Question

How many numbers lying between \[999\] and \[10000\] can be formed with the help of the digits \[\;0,2,3,6,7,8\] when the digits are not repeated?
A). \[\left( 1 \right)\]\[100\]
B). \[\left( 2 \right)\]\[200\]
C). \[\left( 3 \right)\]\[300\]
D). \[\left( 4 \right)\]\[400\]

Answer 1

Hint: We have to find the total numbers lying between \[999\] and \[10000\] which can be formed with the help of the digits \[\;0,2,3,6,7,8\] when the digits are not repeated . We solve the question using the concept of permutation and combination . a four digit number is to be formed using the given digits . Also , to consider that a number cannot start with $0$ as if the number starts with $0$ then it becomes a three digit number and doesn't lie between the numbers \[999\] and \[10000\] .
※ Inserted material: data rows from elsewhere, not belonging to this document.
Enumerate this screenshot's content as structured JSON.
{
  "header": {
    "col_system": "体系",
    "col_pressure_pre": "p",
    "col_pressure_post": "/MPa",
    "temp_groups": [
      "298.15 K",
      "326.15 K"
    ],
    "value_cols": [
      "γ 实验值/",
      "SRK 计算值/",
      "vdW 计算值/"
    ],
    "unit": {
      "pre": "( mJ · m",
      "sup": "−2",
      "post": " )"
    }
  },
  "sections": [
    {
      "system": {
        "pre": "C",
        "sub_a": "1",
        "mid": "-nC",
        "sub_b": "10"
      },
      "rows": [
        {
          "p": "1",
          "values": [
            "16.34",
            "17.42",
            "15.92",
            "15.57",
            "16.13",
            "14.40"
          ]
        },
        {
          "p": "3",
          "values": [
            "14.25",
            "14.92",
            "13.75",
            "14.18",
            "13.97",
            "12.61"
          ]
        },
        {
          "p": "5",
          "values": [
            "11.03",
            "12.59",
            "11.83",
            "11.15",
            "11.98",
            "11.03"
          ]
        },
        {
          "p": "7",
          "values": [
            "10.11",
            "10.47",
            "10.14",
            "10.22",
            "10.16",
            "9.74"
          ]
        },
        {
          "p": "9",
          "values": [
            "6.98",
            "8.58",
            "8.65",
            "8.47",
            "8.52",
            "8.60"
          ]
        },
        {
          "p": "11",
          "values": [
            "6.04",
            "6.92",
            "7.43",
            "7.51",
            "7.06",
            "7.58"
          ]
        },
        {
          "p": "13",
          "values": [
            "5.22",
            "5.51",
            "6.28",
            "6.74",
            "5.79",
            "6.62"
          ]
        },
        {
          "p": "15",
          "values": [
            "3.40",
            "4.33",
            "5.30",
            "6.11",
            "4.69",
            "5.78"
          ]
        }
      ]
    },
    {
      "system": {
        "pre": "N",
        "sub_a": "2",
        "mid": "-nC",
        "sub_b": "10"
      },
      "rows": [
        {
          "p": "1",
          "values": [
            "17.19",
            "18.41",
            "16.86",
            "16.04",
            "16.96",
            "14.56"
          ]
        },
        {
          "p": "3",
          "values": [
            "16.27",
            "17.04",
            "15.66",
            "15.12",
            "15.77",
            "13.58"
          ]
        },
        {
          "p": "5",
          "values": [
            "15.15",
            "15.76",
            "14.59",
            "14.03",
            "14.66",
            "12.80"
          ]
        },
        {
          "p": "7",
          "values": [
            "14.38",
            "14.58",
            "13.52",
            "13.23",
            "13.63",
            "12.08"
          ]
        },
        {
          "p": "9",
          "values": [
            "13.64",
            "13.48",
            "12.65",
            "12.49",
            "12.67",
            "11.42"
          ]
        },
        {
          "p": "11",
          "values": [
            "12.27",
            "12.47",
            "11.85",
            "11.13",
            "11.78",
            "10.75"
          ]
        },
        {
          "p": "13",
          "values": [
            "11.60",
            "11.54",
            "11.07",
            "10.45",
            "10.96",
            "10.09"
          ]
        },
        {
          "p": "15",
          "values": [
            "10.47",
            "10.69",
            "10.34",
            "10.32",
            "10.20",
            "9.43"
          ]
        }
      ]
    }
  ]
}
Complete step-by-step solution:
Given :
The numbers formed should lie between \[999\] and \[10000\] , so a four digit number should be formed using the given digits .
Now ,
The digits which can be placed on the thousands place are :- \[2,3,6,7\] and $8$
( \[0\] cannot be placed at thousands place as putting it at thousands place makes the number a three digit number . )
So , the number of ways in which thousands place can be filled \[ = 5\]
Now , one of these digits is placed at thousands places so we are left with a total \[5\] more digits ( including $0$ ) as repetition of digits is not allowed .
Now , any of the left digits can be placed at hundreds place
So , the number of ways in which hundreds place can be filled \[= 5\]
Now , one more of these digits is placed at hundreds place so we are left with a total $4$ more digits as repetition of digits is not allowed .
Now , any of the left digits can be placed at tens place
So , the number of ways in which tens place can be filled \[ =4\]
Now , one more of these digits is placed at tens place so we are left with a total $3$ more digits as repetition of digits is not allowed .
Now , any of the left digits can be placed at ones place
So , the number of ways in which ones place can be filled \[ = {}3\]
Total number which can be formed using the digits = number of digit at thousands place $\times$ number of digit at hundreds place $\times$ number of digit at tens place $\times$ number of digit at ones place
Total number which can be formed using the digits \[ = 5\times 5\times 4\times 3\]
Total number which can be formed using the digits \[ = 300\]
Thus , the total numbers between \[999\] and \[10000\] are \[300\] .
Hence , the correct option is \[\left( 3 \right)\]

Note: We can also directly solve this question using the formula of combination I.e. total number of digits \[ = 5\times 3!\times {}^5{C_3}\]
corresponding to each combination of ${}^n{C_r}$ we have \[r!\] permutations, because $r$ objects in every combination can be rearranged in \[r!\]ways . Hence , the total number of permutations of n different things taken $r$ at a time is\[{}^n{C_r} \times {}r!\]. Thus \[\;{}^n{P_r}{} = {}^n{C_r} \times r!,\;0 < r \leqslant n\]
Also , some formulas used :
\[{}^n{C_1} = n\]
\[{}^n{C_2}{} = \dfrac{{n\left( {n - 1} \right)}}{2}\]
\[{}^n{C_0}{} = 1\]
\[{}^n{C_n} = 1\]